The experiment was planned and executed by Philip Zimbardo, a psychologist in Stanford University. He wanted to prove that good & evil were situational rather than intrinsic attributes, that under the right external conditions everyone was capable of both the most compassionate & most brutal acts. (I began to investigate what specific kinds of situational variables or processes could make someone step across that line between good and evil. We all like to think that the line is impermeable—that people who do terrible things like commit murder, treason, or kidnapping are on the other side of the line—and we could never get over there. We want to believe that we’re with the good people. My work began by saying, no, that line is permeable. The reason some people are on the good side of the line is that they’ve never really been tested. They’ve never really been put in unusual circumstances where they were tempted or seduced across that line.)

Reading the book, what I was most horrified by weren’t the things the guards did to the prisoners, but that the experiment was allowed to go on as long as it did, that Zimbardo knew everything that was going on as it was going on, and yet for five days he did nothing to stop the escalating cycle of degradation the prisoners were subjected to, and probably wouldn’t have stopped it when he did if his girlfriend hadn’t visited and been completely appalled by what she saw.

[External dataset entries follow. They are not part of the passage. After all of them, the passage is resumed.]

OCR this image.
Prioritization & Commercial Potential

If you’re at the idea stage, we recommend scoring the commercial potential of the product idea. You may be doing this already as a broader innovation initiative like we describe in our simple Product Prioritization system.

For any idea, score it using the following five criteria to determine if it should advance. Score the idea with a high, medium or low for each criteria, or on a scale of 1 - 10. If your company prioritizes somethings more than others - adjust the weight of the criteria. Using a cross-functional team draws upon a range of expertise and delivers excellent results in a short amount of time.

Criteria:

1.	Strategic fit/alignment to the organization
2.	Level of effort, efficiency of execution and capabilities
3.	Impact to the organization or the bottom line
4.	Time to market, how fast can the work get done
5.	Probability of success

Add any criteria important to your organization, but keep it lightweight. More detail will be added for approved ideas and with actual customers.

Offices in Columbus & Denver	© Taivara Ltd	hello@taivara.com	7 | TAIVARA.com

As he said himself: “There are stunning parallels between the Stanford Prison Experiment and what happened at Abu Ghraib, where some of the visual scenes that we have seen include guards stripping prisoners naked, putting bags over heads, putting them in chains, and having them engage in sexually degrading acts.” These things and more also happened in the Stanford Prison Experiments, and he not only created the conditions that allowed them to happen but was right there when they were happening. He was the ultimate authority there, he was the one who set the rules, and not only that, but he had studied situations like this, knew more than anyone else the psychology of it, and yet he was more concerned with science than the human beings that were abused right in front of him, more concerned with proving his theories than the degrading, dehumanizing acts that were being carried out that allowed him to do so. Why wasn’t he punished? Why hasn’t he faced any consequences for this, any lawsuits, being disbarred from the American Psychological Association, anything? Instead he seems to have benefitted, becoming president of the APA, one of the most well-known and respected researchers in the field.

It does not surprise me that the guards did what they did, because even before reading the book I agreed with the thesis. But it shocks me that, as their teacher, as the one person who should have known better, Zimbardo not only allowed but also implicitly approved of all the actions of the prison guards. And now he is speaking out against the current administration about what happened in Abu Ghraib, saying that it is more their fault for creating an environment that allowed the abuses to occur, for implicitly condoning those abuses, that they should be on trial and face the consequences of what they did. And I agree with this analysis, but. What about him? What consequences has he ever faced? And he was right there, instead of thousands of miles away, and morever, as a psychologist and someone who had studied this he should have known better.

That’s the one thing that I can’t let go. It wasn’t an esoteric moral debate, the question of good and evil, right and wrong. It was something that he’d spent his life studying, and he still completely failed the test, and instead of being punished was rewarded for his failure and is now going around lecturing others about what they should or shouldn’t have done, which strikes me as despicably hypocritical.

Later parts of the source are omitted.